Data can transform a struggling business into a successful one, but first, you need to transform the data. Here’s how.
Businesses analyze data to better understand their customers, identify new opportunities, and generally make better decisions. In order to analyze data, data must first be organized and structured in a manner that can be easily interpreted by analysts and formed into dashboards, reports, and predictive models.
Raw data is seldom structured or formatted in a way that is directly conducive to analysis. Transformation refers to any of the operations involved in turning raw data into analysis-ready data models. Data models are representations of reality that help users accomplish specific goals. For the purposes of analytics, businesses need KPIs and other metrics in order to quantify and understand what, and how, they are doing.
For example, in a business setting, the most valuable data often lives in business applications — Salesforce, Google Analytics, and the like. To maximize its value, you have to extract the data, load it into a repository, and transform it into a data model — from which you can derive business intelligence.
That’s what ELT software does: It extracts data from hundreds of different sources, loads it into a data warehouse or data lake, and transforms data from one format into another for use in analysis.
The main challenges concerning transformation are project turnaround time and accessibility. Traditionally, data transformation has been the purview of engineers well-versed in scripting languages, and has required lengthy project work cycles.
Modern approaches to transformation leverage cloud-based tools and technologies that collectively form the modern data stack.
Data can be transformed in the following ways:
Cleaning: altering values for formatting compatibility
Format revision/conversion: replacing incompatible characters, converting units, converting date formatting
Key restructuring: altering values so that they can be used as keys across tables
Deduplication: identifying and removing duplicate records.

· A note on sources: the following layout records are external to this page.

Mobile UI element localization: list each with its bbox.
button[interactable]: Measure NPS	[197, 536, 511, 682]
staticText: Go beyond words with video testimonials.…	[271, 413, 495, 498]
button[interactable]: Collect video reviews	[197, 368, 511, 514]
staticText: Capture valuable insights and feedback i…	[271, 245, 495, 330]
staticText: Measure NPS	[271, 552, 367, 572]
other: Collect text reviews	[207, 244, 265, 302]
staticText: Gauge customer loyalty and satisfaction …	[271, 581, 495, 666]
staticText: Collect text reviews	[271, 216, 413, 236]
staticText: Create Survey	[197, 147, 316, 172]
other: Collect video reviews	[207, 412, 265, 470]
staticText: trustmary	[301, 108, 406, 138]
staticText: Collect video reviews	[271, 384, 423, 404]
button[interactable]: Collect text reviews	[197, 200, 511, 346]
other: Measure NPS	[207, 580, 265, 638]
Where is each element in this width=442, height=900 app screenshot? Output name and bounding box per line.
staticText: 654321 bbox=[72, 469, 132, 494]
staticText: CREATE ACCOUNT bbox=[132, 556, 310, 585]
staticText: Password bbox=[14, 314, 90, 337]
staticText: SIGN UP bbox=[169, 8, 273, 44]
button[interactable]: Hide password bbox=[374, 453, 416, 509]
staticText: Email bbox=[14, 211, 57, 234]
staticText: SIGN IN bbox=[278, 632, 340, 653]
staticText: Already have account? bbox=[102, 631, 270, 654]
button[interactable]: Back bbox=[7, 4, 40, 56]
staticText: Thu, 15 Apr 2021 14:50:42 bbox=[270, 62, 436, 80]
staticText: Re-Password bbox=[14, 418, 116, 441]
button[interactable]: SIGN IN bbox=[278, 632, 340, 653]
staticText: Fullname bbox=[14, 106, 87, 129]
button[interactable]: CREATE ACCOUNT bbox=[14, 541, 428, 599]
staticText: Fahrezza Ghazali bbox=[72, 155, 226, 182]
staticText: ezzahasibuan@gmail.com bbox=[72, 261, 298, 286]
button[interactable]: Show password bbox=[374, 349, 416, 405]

Data validation: evaluate the validity of a record by the completeness of the data
Derivation: performing simple cross-column calculations
Summarization: using aggregate functions to get summary values
Pivoting: turning row values into columns
Sorting, ordering and indexing: to improve search performance
Splitting: splitting a single column into multiple columns — used for fields containing delimited values, or for converting a column with multiple possible categorical values into dummy variables for regression analysis
Filtering: selecting only certain rows or columns
Joining: linking data across sources
Merging/appending/union: combining records from multiple sources
Integration: reconcile names and values for the same data element across different sources
The following example involves pivoting and summarizing. Imagine you have raw data in a table with a stream of activities:
The table above isn’t particularly amenable to being read or interpreted by an analyst, nor can it readily be represented by a trendline.
Suppose you want to create a chart illustrating purchases and returns by date. In order to turn the preceding data into a trendline, you will have to group the data by date and count the number of each activity. You may end up with a table like this:
By creating this new table, you have pivoted the original table by turning values from the “activity” column into columns of their own, under which you have summarized the data by counting instances.
Data can be transformed at two stages of the data integration process. It can take place before or after the data is loaded to its destination, typically a data warehouse.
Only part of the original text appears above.